Now, Ben isn't looking great these days. It's Summer, which means that his ears and nose are always getting bitten by insects and he keeps scratching at them, so that at any given time, he looks like a beat-up old hobo cat*. Plus, his coat is thinner now, so he's not the lustrous, manly lion-cat he is in colder months. But I took him to the vet last month, and while everything else was a-ok, the vet pointed out that his back teeth are not. She recommended a brushing which I was open to. . . for about 38 seconds until I found out that it would cost upwards of $300. And I just don't love Ben that much.

Seriously, $300 bucks? For a brushing? I know most of it is the anesthetic costs, and to that I say: I'm the only one getting professionally drugged in this family. So while I will not spring for the cleaning, I did buy a tiny toothbrush and pet toothpaste today. Ben is going to flip. I can't wait.

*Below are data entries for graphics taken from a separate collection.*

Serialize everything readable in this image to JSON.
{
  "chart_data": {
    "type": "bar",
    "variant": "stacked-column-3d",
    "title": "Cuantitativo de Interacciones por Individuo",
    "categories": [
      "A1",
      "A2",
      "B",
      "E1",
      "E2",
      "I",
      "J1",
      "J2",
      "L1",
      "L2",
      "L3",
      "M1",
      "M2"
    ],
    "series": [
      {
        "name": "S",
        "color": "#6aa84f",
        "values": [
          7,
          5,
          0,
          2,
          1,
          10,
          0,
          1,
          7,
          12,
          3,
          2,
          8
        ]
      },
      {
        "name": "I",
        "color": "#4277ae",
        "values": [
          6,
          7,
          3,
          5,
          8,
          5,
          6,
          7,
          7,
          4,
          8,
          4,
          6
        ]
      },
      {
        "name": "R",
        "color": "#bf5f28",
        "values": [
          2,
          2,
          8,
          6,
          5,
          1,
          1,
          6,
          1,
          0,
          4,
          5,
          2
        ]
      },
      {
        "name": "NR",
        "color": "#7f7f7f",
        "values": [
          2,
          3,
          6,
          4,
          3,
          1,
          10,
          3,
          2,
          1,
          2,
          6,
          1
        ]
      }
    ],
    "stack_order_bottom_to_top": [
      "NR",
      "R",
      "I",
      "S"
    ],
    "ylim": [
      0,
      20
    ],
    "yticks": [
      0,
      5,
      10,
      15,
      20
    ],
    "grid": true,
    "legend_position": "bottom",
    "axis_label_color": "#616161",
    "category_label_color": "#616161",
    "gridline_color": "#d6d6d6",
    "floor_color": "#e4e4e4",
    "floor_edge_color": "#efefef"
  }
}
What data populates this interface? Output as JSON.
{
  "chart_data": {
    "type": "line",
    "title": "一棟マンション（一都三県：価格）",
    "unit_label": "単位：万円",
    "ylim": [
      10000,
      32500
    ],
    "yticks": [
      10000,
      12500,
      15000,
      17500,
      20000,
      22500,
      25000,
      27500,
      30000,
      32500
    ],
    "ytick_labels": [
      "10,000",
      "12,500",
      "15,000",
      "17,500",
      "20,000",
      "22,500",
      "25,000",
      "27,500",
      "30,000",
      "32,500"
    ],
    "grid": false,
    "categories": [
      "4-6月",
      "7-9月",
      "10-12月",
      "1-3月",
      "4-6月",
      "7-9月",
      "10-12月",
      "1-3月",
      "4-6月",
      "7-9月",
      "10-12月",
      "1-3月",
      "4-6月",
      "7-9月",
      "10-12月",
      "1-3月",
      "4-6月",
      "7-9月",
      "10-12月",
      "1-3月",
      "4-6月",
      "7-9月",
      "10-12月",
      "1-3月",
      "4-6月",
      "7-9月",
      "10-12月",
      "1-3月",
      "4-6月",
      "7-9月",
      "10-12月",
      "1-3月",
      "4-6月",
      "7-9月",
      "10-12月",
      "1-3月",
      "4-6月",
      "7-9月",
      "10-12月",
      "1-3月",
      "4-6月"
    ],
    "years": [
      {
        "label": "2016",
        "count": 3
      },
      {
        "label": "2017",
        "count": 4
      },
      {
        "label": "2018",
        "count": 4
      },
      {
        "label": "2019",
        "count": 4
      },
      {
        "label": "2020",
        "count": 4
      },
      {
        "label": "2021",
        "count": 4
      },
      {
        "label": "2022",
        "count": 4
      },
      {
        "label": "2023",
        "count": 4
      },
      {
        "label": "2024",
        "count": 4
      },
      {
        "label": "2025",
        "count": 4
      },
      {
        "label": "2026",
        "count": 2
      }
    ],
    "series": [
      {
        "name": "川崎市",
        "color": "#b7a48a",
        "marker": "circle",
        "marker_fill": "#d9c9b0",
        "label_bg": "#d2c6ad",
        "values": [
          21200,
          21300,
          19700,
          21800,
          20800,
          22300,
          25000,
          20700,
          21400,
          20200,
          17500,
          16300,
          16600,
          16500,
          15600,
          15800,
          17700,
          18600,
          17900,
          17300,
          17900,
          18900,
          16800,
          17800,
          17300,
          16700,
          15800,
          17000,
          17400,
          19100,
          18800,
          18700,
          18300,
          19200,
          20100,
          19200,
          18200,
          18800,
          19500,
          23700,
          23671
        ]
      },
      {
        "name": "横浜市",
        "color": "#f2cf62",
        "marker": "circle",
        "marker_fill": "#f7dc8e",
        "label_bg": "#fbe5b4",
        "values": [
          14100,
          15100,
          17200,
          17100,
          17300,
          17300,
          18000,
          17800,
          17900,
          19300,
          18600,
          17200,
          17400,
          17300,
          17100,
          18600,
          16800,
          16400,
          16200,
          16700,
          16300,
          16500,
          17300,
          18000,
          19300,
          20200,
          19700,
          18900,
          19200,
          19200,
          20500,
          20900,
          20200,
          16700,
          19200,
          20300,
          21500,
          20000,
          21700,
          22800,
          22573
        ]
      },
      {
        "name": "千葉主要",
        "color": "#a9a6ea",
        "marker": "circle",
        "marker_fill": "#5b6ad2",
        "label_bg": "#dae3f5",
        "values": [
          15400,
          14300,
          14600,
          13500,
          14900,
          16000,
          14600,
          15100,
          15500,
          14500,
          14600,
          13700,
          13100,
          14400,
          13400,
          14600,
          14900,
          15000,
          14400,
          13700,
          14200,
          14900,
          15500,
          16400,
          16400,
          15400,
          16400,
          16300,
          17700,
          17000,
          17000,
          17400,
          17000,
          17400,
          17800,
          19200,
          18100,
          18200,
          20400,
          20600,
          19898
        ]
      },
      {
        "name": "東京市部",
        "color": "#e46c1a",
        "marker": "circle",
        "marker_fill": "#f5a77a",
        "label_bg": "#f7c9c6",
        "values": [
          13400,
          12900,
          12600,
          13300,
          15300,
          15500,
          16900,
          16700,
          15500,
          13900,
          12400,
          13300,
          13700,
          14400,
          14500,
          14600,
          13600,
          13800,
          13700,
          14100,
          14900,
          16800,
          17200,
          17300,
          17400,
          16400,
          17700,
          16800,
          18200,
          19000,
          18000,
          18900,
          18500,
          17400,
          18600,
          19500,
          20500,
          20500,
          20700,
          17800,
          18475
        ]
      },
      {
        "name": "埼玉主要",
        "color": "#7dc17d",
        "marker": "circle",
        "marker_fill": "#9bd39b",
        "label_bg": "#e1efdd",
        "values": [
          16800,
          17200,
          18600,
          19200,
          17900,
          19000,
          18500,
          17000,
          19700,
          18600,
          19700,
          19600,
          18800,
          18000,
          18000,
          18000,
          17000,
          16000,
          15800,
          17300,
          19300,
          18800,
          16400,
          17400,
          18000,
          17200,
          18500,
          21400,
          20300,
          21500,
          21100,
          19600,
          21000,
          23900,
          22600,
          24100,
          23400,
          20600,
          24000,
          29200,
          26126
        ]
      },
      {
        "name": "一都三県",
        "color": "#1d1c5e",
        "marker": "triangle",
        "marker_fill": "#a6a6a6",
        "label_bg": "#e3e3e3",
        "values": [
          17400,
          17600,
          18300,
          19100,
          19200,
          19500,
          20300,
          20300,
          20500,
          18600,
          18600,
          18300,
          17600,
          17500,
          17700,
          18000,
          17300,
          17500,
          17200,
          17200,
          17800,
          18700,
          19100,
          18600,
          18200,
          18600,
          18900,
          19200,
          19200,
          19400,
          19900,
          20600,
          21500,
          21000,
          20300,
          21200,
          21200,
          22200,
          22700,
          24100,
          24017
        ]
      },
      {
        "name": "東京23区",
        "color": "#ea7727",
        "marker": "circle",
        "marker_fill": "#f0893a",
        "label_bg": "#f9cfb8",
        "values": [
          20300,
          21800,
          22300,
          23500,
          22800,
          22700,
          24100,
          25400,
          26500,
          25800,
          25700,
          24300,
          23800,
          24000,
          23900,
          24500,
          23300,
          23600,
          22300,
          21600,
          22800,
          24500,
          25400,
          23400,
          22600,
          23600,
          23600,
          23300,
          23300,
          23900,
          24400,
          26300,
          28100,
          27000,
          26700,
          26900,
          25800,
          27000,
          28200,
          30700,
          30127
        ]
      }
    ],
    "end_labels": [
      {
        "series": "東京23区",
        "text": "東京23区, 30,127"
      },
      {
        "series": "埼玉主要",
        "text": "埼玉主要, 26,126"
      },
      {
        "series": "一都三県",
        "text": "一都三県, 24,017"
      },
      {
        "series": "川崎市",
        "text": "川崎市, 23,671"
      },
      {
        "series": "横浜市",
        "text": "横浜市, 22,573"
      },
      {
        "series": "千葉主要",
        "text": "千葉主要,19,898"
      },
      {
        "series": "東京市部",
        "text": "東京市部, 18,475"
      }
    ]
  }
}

Anyway, here are the pics I found when looking for rotted cat teeth. These are better, trust me.
I know it's a bit blurry, but this one is my fave--look at this guy! He's like, "You want 'em? YOU WANT 'EM?? BLAAAAAAH ROAAAAR!!!!" I think that's even a little cat spittle at the bottom. Awesome.

This guy below is also like "BLAH FUCK YOU!" With his slitty eyes teeming with hate. I like this picture because it very effectively illustrates the amazing amount of difference in cat teeth size--look how pic the bicuspids (incisors? I never know) are compared to the little tiny teeth in between. They're like teethlets that one day hope to become teeth. Ben's are even more extreme. Sometimes I push his lips (?) apart to look at the teeny tinies with amazement, while Ben drools on me and thinks, "I hate you."

As much as I wish it would, this is not going to happen for me. I just envisoned a world where Ben would roll in with a toothbrush hanging from his mouth and be like, "Oh this? Just doing my part for dental hygiene, I know how much you hate it when I jump on your face in the middle of the night and breathe dead insect breath on you."
Okay. This cat has gold teeth. I would almost be willing to spend $300 on this.
I'd just like to close with reassurances to everyone that I indeed do have friends and even a lovely boyfriend. So don't worry about me. Too much.


*It's better this year, because I got some repellent ointment from the vet. Putting in on him is krizazy fun! Wanna come over and do it for me? Please?

2 comments:

Anonymous said...

YAY E blogged! And its all about cat teeth. I expect no less.

Mernina said...

SMELL, thank you. gold tooth-ed cat. My life is complete. Please don't tell Martha.